One of my favorite tax-deferred vehicles for real estate is the use of like-kind 1031 exchanges. The actual law will vary from state to state so this post should be construed strictly as informational and a general rule of thumb. A 1031 Like Kind Exchange is typically used in real estate transactions although many other assets, businesses and commodities can be transferred (hence like-exchange) to a new purchase. The idea is to defer the tax burden triggered on the sale of an appreciated asset and roll the proceeds into a Like Kind purchase. The tax will have to be paid at some point in the future upon the sale of the new asset unless another 1031 exchange is used. As you can see if your not looking for liquidity the tax-deferred snowball can get quite large.

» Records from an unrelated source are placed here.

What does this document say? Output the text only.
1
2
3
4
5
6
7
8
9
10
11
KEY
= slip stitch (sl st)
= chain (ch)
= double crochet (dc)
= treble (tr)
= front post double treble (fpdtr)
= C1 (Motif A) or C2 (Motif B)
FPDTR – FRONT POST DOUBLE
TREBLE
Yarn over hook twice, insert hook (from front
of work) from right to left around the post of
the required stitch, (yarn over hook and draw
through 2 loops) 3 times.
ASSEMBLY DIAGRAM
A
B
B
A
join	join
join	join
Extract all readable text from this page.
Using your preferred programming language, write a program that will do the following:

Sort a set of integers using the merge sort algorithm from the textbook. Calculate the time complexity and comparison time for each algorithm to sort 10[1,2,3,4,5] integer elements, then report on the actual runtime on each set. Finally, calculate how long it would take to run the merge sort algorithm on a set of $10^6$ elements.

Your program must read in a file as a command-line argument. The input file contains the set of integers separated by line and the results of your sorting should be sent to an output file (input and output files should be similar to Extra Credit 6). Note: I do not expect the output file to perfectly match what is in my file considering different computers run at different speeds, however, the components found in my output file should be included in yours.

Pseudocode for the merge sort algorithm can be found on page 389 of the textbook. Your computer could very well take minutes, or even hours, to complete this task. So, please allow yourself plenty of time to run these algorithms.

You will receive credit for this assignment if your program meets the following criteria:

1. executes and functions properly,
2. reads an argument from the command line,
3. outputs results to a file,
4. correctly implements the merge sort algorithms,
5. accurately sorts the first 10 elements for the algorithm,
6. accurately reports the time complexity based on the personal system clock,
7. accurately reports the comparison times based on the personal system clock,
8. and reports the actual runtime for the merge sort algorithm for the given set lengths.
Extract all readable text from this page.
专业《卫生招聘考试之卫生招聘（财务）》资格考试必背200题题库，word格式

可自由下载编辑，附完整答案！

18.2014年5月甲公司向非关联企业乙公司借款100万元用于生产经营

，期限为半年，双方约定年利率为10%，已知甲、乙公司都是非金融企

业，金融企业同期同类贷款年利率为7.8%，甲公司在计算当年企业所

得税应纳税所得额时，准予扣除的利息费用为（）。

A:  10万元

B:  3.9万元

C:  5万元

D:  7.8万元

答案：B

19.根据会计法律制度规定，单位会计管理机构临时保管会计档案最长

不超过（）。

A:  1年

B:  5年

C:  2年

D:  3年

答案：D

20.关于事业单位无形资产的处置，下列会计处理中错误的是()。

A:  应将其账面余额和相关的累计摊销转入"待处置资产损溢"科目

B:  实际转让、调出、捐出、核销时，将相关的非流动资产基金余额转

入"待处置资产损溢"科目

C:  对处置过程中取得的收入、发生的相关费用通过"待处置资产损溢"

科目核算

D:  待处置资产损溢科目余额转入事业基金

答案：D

Some quick deal points to keep in mind when dealing with 1031 Like Kind Exchanges
* A qualified Intermediary needs to be elected to hold funds in escrow from the sale of the first asset and before the second is consummated.
* There are 2 time line requirements that need to be met:
1. The replacement property needs to be identified within 45 days from the sale of the first property.
2. The replacement property must close within 180 days from the sale of the first property
Be sure to consult an attorney when dealing with 1031 exchanges because of the nuisances in state law. More importantly an attorney can properly identify the intermediary and ensure the HUD statement is correctly filled out, especially if bank financing is involved. The $500 bucks you will spend will far outweigh a mistake of having to swallow your tax burden.